Comunicación (im)perinente

Francisco García Marcos

Salvad al soldado Yuri

Podría haber empezado recordando que Yuri forma parte de una familia con arraigados servicios de armas, tanto al Ejército Rojo como a la posterior Fuerza Terrestre de Rusia, formada luego de la desintegración de la URSS. Habría sido inevitable recordar que sus mayores participaron en la toma de Majdanek en 1944, donde liberaron el primer campo de exterminio nazi, como que más tarde estuvieron detrás de la Operación Anádir para colocar misiles en Cuba y evitar un nuevo intento de invasión de la isla. Después vino la Guerra Fría y una larga lista de contribuciones militares, más allá de los uniformes y las banderas bajo las que sirvieron.

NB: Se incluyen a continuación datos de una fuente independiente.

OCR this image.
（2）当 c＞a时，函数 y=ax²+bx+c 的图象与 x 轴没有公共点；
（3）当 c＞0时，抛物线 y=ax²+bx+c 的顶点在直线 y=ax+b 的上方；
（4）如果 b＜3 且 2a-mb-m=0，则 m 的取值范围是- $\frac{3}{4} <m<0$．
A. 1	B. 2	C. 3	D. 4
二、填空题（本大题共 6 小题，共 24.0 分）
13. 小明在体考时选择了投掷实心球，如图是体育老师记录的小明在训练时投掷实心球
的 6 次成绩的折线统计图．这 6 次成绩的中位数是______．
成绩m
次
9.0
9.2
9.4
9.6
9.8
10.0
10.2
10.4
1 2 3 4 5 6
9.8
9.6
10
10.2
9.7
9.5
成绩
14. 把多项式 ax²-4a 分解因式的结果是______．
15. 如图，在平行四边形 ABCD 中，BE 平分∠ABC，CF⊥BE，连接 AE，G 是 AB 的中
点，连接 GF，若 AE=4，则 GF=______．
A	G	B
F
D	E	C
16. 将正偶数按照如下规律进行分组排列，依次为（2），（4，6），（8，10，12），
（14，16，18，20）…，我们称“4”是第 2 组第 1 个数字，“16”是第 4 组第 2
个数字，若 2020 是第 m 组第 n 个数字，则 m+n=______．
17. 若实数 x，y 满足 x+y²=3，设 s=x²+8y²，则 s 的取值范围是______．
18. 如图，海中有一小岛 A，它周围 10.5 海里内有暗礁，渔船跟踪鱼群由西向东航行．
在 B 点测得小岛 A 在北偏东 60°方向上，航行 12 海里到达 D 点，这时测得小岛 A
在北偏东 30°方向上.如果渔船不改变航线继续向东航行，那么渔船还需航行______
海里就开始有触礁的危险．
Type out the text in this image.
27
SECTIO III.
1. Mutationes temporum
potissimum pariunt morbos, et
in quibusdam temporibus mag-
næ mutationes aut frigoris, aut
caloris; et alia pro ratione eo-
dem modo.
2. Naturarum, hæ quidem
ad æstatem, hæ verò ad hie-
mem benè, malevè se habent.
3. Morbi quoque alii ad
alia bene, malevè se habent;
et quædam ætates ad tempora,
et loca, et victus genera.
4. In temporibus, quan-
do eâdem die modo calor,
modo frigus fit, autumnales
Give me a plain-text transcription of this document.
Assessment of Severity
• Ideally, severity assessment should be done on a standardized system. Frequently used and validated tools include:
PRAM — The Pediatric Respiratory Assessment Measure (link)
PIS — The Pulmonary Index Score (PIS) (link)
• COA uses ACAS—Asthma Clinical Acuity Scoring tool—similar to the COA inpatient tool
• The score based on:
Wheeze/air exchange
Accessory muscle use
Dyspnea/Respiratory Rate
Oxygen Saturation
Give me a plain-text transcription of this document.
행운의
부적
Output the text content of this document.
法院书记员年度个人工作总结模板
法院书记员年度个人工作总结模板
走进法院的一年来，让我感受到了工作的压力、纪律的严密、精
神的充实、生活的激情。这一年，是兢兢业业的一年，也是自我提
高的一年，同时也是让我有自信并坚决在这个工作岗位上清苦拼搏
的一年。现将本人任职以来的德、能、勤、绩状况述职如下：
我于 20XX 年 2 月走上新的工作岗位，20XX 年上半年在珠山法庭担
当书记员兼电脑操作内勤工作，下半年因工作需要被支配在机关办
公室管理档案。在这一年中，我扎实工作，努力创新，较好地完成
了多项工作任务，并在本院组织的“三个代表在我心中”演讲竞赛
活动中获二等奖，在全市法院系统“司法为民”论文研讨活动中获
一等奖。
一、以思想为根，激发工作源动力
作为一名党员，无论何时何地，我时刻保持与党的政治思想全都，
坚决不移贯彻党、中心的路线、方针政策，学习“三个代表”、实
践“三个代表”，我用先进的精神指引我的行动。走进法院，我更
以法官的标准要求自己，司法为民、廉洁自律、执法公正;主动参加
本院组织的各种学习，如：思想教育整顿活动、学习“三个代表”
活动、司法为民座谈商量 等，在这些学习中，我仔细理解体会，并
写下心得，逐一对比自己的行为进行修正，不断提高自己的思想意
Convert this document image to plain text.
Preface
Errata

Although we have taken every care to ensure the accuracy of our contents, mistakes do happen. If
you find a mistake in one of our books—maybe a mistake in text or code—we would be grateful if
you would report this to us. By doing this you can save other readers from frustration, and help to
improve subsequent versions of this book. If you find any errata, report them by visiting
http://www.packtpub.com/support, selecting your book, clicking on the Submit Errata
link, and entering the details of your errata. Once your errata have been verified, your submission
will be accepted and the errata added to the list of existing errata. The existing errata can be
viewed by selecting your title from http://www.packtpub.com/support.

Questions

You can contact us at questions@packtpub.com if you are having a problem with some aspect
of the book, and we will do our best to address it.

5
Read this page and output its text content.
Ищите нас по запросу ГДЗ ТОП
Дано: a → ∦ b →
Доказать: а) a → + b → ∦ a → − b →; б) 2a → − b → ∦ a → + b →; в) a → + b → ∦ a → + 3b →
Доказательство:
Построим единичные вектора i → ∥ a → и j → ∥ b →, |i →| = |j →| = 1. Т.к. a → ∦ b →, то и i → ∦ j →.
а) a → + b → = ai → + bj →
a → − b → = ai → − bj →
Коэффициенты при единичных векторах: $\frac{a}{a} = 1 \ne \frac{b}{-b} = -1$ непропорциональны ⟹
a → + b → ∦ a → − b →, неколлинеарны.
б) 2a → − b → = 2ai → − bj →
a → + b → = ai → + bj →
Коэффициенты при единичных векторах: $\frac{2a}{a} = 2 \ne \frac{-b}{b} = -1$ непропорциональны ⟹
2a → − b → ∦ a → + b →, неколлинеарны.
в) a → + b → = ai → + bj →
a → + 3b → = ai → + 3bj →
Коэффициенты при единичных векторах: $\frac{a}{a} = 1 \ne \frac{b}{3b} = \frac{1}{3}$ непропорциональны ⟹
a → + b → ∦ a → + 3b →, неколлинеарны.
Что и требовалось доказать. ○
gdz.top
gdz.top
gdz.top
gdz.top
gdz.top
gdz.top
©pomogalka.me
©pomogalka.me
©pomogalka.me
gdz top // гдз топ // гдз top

Esa opción, desde luego, habría subrayado lo paradójico de la figura de Yuri, un desertor en medio de tanto ancestro dedicado a la milicia. Pero, en el fondo, ocuparse de las genealogías castrenses sobre todo sería desvirtuar el trasfondo del asunto. Yuri simplemente es un joven ruso más. Como Nikita, Vladimir o Sergei, como tanto otros jóvenes rusos, todos ellos han salido huyendo de su país, sin más. Lo han hecho de todos los modos y por todos los caminos posibles. Han colapsado los vuelos internacionales y los trenes, han tomado vehículos e incluso bicicletas, han recurrido a cualquier medio hasta alcanzar una frontera, salir del país, alejarse de los fusiles y del combate bélico. Los que no han podido hacerlo, los que se han visto secuestrados en su propia tierra, han articulado algo que parecía impensable hace tan solo unos meses: una resistencia activa y efectiva contra un estado omnímodo, sustentado, entre otras cosas, en un temible e implacable régimen policial. Se trata, lisa y llanamente, de personas que no están dispuestas a combatir, que no experimentan una inquina voraz hacia los ucranianos y, sobre todo, que no están dispuestos a entregar sus vidas por guerras que orquestan los poderes políticos y económicos de este mundo que nos azota. Las llamadas patrióticas, las delirantes evocaciones nacionales, han caído en un vacío rotundo. Putin y el sector más exaltado de la Duma no predican en el desierto, pero sí en la tundra. Los jóvenes rusos han vuelto a demostrar que el nacionalismo es una enfermedad que brutaliza a los seres humanos, hasta el punto de llevarlos a matarse unos a otros. Negarse a seguir esa lógica, como en su día hicieron los norteamericanos que se opusieron a la guerra del Vietnam, constituye un ejemplo para el resto del mundo, la certificación de que los ejércitos de leva han perdido su sitio en Occidente y, ojalá, muy pronto en el resto del mundo.